Distortion-minimized de-homogenization for optimization of cell-size distribution in TPMS structures

TL;DR

This paper introduces a novel de-homogenization technique for TPMS structures that minimizes distortion and enhances structural optimization accuracy, demonstrated through numerical and experimental validation.

Contribution

A new de-homogenization method that directly minimizes size distribution differences, significantly reducing distortion compared to conventional methods.

Findings

Reduced strain energy difference to 0.8% from 63.6% with the proposed method.

Improved effective stiffness by 54.2% over the uniform case.

Enhanced structural response accuracy in TPMS optimization.

Abstract

This paper presents a homogenized topology optimization (TO) method for spatially optimizing cell-size distribution of triply-periodic minimal surface (TPMS) structures, with high accuracy in the optimized structural response after de-homogenization. To achieve this, we introduce a novel de-homogenization technique that directly minimizes the difference between the wavenumbers obtained from the target and actual size distributions. This minimization problem is efficiently solved as a typical Poisson's equation utilizing the discrete cosine transform. We first verify the proposed de-homogenization method through numerical examples, showcasing its capability in significantly reducing the known distortion of the de-homogenized TPMS structures from the conventional periodic modulation (PM) method. Then, we apply the proposed method to a stiffness maximization problem, to demonstrate its effectiveness in improving the structural response compared to the PM method. The proposed method successfully reduced the distortion of the de-homogenized structures compared to the PM method, leading to 0.8% difference in the strain energy compared to the homogenized model, as opposed to 63.6% difference in the PM method.
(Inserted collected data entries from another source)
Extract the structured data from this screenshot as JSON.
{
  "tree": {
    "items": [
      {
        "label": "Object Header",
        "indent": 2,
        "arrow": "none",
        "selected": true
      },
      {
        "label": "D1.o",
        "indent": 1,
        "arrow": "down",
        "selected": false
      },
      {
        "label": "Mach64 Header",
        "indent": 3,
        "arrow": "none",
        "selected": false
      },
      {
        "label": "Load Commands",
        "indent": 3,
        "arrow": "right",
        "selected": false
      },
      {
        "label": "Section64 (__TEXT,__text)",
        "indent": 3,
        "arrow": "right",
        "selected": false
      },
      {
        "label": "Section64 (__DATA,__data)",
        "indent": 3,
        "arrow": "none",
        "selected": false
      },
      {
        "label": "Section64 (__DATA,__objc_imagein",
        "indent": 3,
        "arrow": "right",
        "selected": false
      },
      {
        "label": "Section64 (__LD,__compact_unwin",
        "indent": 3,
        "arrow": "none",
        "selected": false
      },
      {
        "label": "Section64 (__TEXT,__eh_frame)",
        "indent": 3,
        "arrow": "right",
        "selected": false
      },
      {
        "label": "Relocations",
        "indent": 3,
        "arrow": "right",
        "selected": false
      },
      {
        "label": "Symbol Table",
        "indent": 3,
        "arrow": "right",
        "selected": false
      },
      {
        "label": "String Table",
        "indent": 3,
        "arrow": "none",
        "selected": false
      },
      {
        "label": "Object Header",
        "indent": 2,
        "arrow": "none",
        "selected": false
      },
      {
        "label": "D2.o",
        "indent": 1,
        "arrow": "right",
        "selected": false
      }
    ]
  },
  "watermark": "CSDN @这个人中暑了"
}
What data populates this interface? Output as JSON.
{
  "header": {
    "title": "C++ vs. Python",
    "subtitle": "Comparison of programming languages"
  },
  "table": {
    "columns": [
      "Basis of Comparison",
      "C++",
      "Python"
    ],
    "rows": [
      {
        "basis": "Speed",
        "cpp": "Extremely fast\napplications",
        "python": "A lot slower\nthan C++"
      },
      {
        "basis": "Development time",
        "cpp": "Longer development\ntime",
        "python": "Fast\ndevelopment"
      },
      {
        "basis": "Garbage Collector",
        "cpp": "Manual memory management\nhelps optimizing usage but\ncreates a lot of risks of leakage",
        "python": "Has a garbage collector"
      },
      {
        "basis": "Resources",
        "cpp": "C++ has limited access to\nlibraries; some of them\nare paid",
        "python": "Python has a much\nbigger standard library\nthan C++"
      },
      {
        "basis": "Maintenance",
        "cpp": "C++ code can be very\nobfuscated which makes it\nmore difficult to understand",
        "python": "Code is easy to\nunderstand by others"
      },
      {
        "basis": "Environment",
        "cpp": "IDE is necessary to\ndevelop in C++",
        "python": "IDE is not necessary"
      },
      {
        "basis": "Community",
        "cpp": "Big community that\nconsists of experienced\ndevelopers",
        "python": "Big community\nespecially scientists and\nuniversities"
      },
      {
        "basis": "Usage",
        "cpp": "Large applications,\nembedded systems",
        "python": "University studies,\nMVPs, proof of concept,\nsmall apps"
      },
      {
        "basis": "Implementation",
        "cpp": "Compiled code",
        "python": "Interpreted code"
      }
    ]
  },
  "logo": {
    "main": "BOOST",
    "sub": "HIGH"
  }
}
The optimized structure from the proposed method shows a significant improvement in the strain energy by 50.1% compared to the uniform case in the FE analysis on the de-homogenized models, while the PM method results in a significant decrease of 45.8%. The experimental validation shows that the effective stiffness of the optimized structure from the proposed method is 54.2% higher than that of the uniform case, while the PM method results in a significant decrease by 77.3%. These results exhibit the proposed method effectively increases the accuracy of the de-homogenization, thereby maximizing the potential of the homogenized TO for the spatial cell-size optimization of TPMS structures.